For all the Sydneysiders out there - how's this weather????
Posted 04 October 2010 - 05:39 PM
laffi, sweet of you to pop in and post.
Thanks! I hope you don't mind me checking on you guys.
I just can't want to see my Ready Steady Go Girlfriends graduate
Posted 05 October 2010 - 12:45 PM
kimbar, that sounds really upsetting, what a b****! I can only imagine how difficult it must be to be having all these pregnant ladies around you at work and no way to escape. My team is mainly men and the other 2 females are just graduates so no where near the 'wanting a baby yet' stage.

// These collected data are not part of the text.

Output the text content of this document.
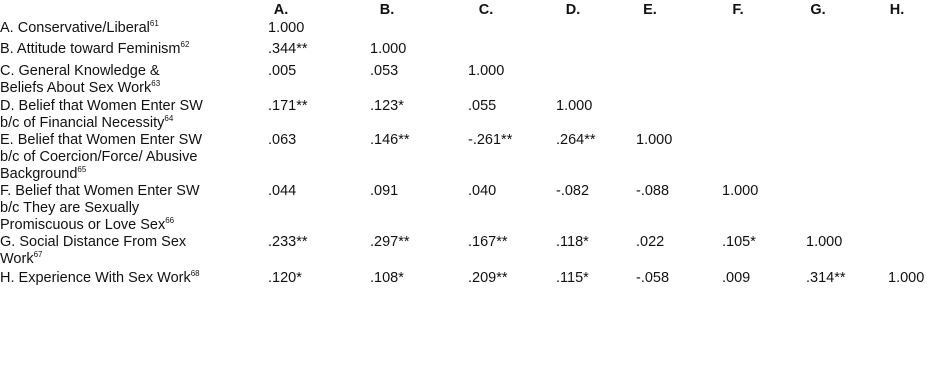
A.	B.	C.	D.	E.	F.	G.	H.
A. Conservative/Liberal$^{61}$	1.000
B. Attitude toward Feminism$^{62}$	.344**	1.000
C. General Knowledge &
Beliefs About Sex Work$^{63}$
.005	.053	1.000
D. Belief that Women Enter SW
b/c of Financial Necessity$^{64}$
.171**	.123*	.055	1.000
E. Belief that Women Enter SW
b/c of Coercion/Force/ Abusive
Background$^{65}$
.063	.146**	-.261**	.264**	1.000
F. Belief that Women Enter SW
b/c They are Sexually
Promiscuous or Love Sex$^{66}$
.044	.091	.040	-.082	-.088	1.000
G. Social Distance From Sex
Work$^{67}$
.233**	.297**	.167**	.118*	.022	.105*	1.000
H. Experience With Sex Work$^{68}$	.120*	.108*	.209**	.115*	-.058	.009	.314**	1.000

I find it hard enough that 2 of my male colleagues, their wives are both pregnant with their 2nd and 3rd children. The one with the 3rd on the way wasn't even sure they wanted it, they are just having the baby our of guilt because it happened one night. People take these things so casually. At least I don't have to see my colleagues' wives. Btw, Sydney weather is no where near as nice as it should be for this time of year.
cc, you've been very quiet, hope you're doing okay.
meggie, hope you are also going okay. when is your epu?
hi to everyone else.
afm, I saw my counsellor today. She thinks I am reacting 'normally' by being defensive and shutting down. I think there is too much pain and I can't face it...not yet anyway...
Posted 05 October 2010 - 07:19 PM
Hi ladies, thankyou all so much for your support & kind words. Just a quick one as am still feeling pretty unwell and on top of everything have got an inexplicable case of conjunctivitis. What's with that?
Am thinking of taking the rest of the year off treatment, I really need to get healthy again, re-join the gym & lose some kilos. My immune system is obviously pretty battered and my iron levels are super low. Got to stop hating my body & take a bit of care again I think.
kimbar- that is so repulsive of your workmate- God I didn't know there really were such skanky people in real life!